Moscow hopes that a new arms race will not happen, Ryabkov said.
"We have paid attention to media reports that the United States have been calling on their NATO allies — not for the first year and not without certain success — to formulate possible options of responsive military measures over alleged violations of the INF by Russia. This includes certain options of restraining nuclear expansion. In this context, we would like to warn that such development [of the situation] would be quite destabilising, and we will be forced to take it into consideration in our military build-up," Ryabkov said at a briefing.
He specified that Russia did not have 'large' capabilities of preventing the INF Treaty from being disrupted.
Russia Informed US 9M729 Missile Was Not Developed or Tested in Violation of INF
Moscow informed Washington that the 9M729 cruise missile, which had caused the US concern, had not been developed or tested for a range prohibited by the Intermediate-Range Nuclear Forces (INF) Treaty, Russian Deputy Foreign Minister Sergei Ryabkov said Monday.
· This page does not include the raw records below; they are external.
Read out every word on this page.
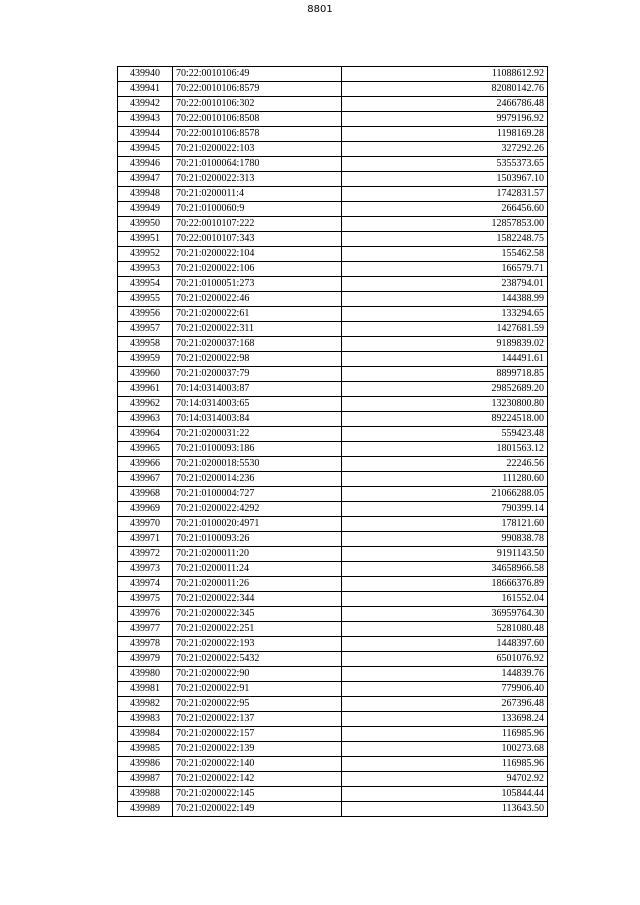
8801
439940	70:22:0010106:49	11088612.92
439941	70:22:0010106:8579	82080142.76
439942	70:22:0010106:302	2466786.48
439943	70:22:0010106:8508	9979196.92
439944	70:22:0010106:8578	1198169.28
439945	70:21:0200022:103	327292.26
439946	70:21:0100064:1780	5355373.65
439947	70:21:0200022:313	1503967.10
439948	70:21:0200011:4	1742831.57
439949	70:21:0100060:9	266456.60
439950	70:22:0010107:222	12857853.00
439951	70:22:0010107:343	1582248.75
439952	70:21:0200022:104	155462.58
439953	70:21:0200022:106	166579.71
439954	70:21:0100051:273	238794.01
439955	70:21:0200022:46	144388.99
439956	70:21:0200022:61	133294.65
439957	70:21:0200022:311	1427681.59
439958	70:21:0200037:168	9189839.02
439959	70:21:0200022:98	144491.61
439960	70:21:0200037:79	8899718.85
439961	70:14:0314003:87	29852689.20
439962	70:14:0314003:65	13230800.80
439963	70:14:0314003:84	89224518.00
439964	70:21:0200031:22	559423.48
439965	70:21:0100093:186	1801563.12
439966	70:21:0200018:5530	22246.56
439967	70:21:0200014:236	111280.60
439968	70:21:0100004:727	21066288.05
439969	70:21:0200022:4292	790399.14
439970	70:21:0100020:4971	178121.60
439971	70:21:0100093:26	990838.78
439972	70:21:0200011:20	9191143.50
439973	70:21:0200011:24	34658966.58
439974	70:21:0200011:26	18666376.89
439975	70:21:0200022:344	161552.04
439976	70:21:0200022:345	36959764.30
439977	70:21:0200022:251	5281080.48
439978	70:21:0200022:193	1448397.60
439979	70:21:0200022:5432	6501076.92
439980	70:21:0200022:90	144839.76
439981	70:21:0200022:91	779906.40
439982	70:21:0200022:95	267396.48
439983	70:21:0200022:137	133698.24
439984	70:21:0200022:157	116985.96
439985	70:21:0200022:139	100273.68
439986	70:21:0200022:140	116985.96
439987	70:21:0200022:142	94702.92
439988	70:21:0200022:145	105844.44
439989	70:21:0200022:149	113643.50
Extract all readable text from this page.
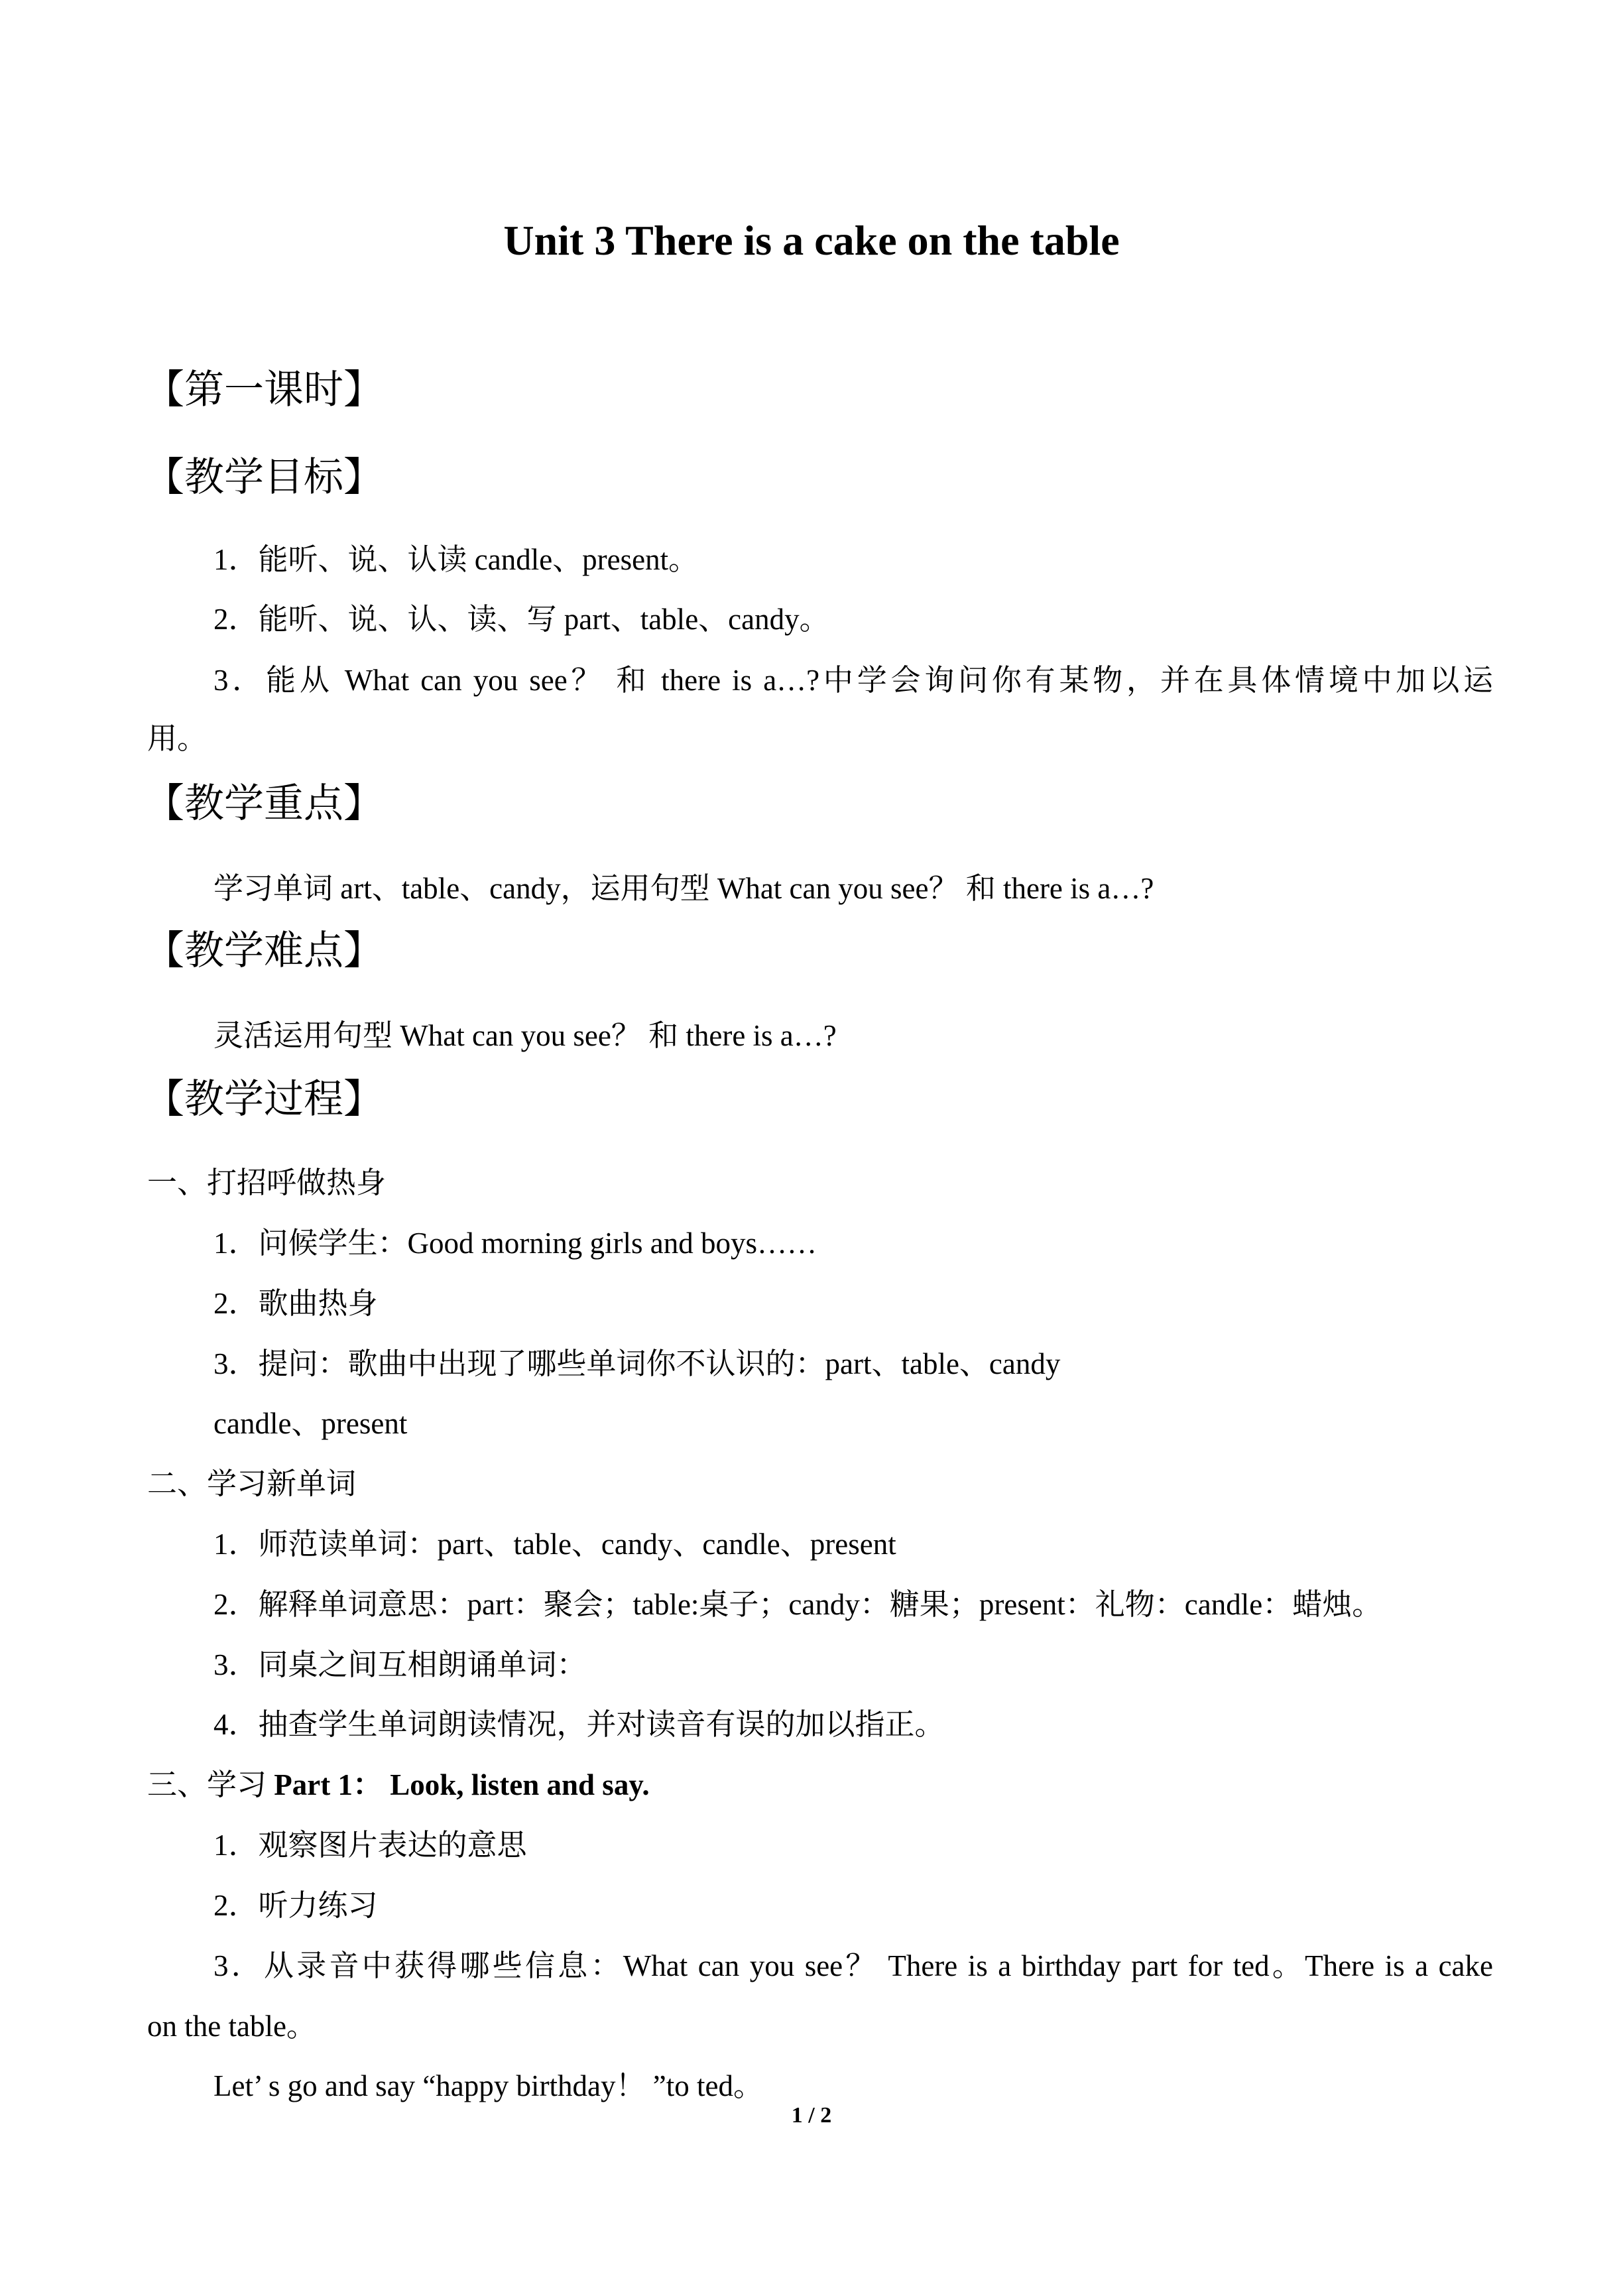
Unit 3 There is a cake on the table
【第一课时】
【教学目标】
1．能听、说、认读 candle、present。
2．能听、说、认、读、写 part、table、candy。
3．能从 What can you see？ 和 there is a…?中学会询问你有某物，并在具体情境中加以运
用。
【教学重点】
学习单词 art、table、candy，运用句型 What can you see？ 和 there is a…?
【教学难点】
灵活运用句型 What can you see？ 和 there is a…?
【教学过程】
一、打招呼做热身
1．问候学生：Good morning girls and boys……
2．歌曲热身
3．提问：歌曲中出现了哪些单词你不认识的：part、table、candy
candle、present
二、学习新单词
1．师范读单词：part、table、candy、candle、present
2．解释单词意思：part：聚会；table:桌子；candy：糖果；present：礼物：candle：蜡烛。
3．同桌之间互相朗诵单词：
4．抽查学生单词朗读情况，并对读音有误的加以指正。
三、学习 Part 1： Look, listen and say.
1．观察图片表达的意思
2．听力练习
3．从录音中获得哪些信息：What can you see？ There is a birthday part for ted。There is a cake
on the table。
Let’ s go and say “happy birthday！ ”to ted。
1 / 2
"We told the American side that the time limits earlier indicated by it for tests of the 9M729 missile were not correct. We indicated the real-time limits, we provided explanations about Washington's erroneous ideas on the types of launchers used to carry out the tests," Ryabkov told reporters.
US Land Deployment of Mk 41 Missile Launching Systems 'Flagrant' Violation of INF
Moscow considers the US land deployment of the Mk 41 missile launching systems under the Aegis Ashore systems in Europe to be a direct and flagrant violation of the Intermediate-Range Nuclear Forces (INF) Treaty, Russian Deputy Foreign Minister Sergei Ryabkov said.
"Contrary to the agreement, the aforementioned launchers allow the combat use of the Tomahawk medium-range cruise missiles and other strike weapons from the ground. We consider this a direct and flagrant violation of the INF Treaty," Ryabkov told reporters.
Russian Response to US Withdrawal From INF to Be Efficient, Low-Cost
Russia's response to the US withdrawal from the Intermediate-Range Nuclear Forces (INF) Treaty will be efficient and low-cost, Russian Deputy Foreign Minister Sergei Ryabkov stressed.
"Regarding specific response measures, as has been repeatedly stated at our top level, the response will be effective. I would add 'relatively low-cost'," Ryabkov told reporters.
He said Russia would like to hope Washington will show the political will to continue talks with Moscow on strategic stability.
Russian Foreign Minister Sergei Lavrov also commented on the matter on 24 November, saying that the planned withdrawal of the United States from the INF Treaty with Russia would be 'a rather incautious step'.
The INF Treaty was signed in 1987 by then-leader of the Soviet Union Mikhail Gorbachev and then US President Ronald Reagan who agreed to destroy all cruise or ground-launched ballistic missiles with ranges between 500 and 5,500 kilometres (310 and 3,400 miles).